Sometimes my inspirations and ideas work out well. I’ve gotten raves for Pork Fried Rice, Chiles Rellenos, Pork Butt (I usually get 2 or 3 meals from this), and my Creole-Style Chicken Fricassee. My guys also enjoy my Lasagna and Quesadillas (no matter which version I make). Sometimes they don’t work out so well, usually being okay rather than a complete bomb, but not something I’m likely to try again.
Some of my successes were made up as I went along. As a matter of necessity, when I get good reviews for one of this type of dish, I sit down with a notebook and write it all down immediately after dinner. If I don’t do this, I won’t remember the ingredients I used or how I put it all together, and I won’t be able to recreate the dish. Now if only I could remember where I put the darn notebook.

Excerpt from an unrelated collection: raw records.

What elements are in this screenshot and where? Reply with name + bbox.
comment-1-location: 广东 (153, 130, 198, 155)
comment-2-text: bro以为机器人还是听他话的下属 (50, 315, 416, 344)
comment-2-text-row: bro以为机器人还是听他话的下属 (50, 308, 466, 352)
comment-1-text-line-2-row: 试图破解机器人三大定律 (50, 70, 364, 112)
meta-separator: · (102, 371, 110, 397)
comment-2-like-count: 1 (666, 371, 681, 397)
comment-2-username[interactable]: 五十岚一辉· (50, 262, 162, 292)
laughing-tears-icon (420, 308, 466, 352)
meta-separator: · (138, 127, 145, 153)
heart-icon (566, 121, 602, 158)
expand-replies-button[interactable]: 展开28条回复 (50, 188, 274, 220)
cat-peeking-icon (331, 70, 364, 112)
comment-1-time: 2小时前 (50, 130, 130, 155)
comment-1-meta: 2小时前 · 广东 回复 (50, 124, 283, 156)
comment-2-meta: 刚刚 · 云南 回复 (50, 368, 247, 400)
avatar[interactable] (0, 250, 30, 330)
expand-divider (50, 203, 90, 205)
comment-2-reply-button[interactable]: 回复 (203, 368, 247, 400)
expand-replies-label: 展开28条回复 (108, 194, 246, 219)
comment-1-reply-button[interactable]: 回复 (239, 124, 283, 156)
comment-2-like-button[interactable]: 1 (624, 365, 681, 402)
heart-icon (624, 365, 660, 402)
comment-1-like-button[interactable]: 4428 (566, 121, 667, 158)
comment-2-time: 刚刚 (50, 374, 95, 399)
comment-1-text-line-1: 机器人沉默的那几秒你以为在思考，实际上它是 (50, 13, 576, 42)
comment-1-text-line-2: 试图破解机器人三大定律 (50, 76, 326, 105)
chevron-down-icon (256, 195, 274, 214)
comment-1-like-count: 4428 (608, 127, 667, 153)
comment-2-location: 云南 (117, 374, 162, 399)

I’m not sure I will ever not struggle to complete a weekly menu. Yes, sometimes I do have a taste for something that I can cook. When that happens, it goes on the menu regardless of whether or not the guys want it. Sometimes I have no real problems putting a menu together because the ideas, etc just flow. But more often that not, I spend several hours weekly beating my brain up trying to figure out “What’s for Dinner?” next week.
P.S. If you decide to visit Simply Recipes, be sure to check out the Parmesan Chicken Recipe. It is delicious! It’s also the best Parmesan Chicken I’ve ever made. Eat it as is, served with a salad, or top with your favorite tomato sauce and mozzarella, and serve with pasta. Any way you serve it, everyone will want more.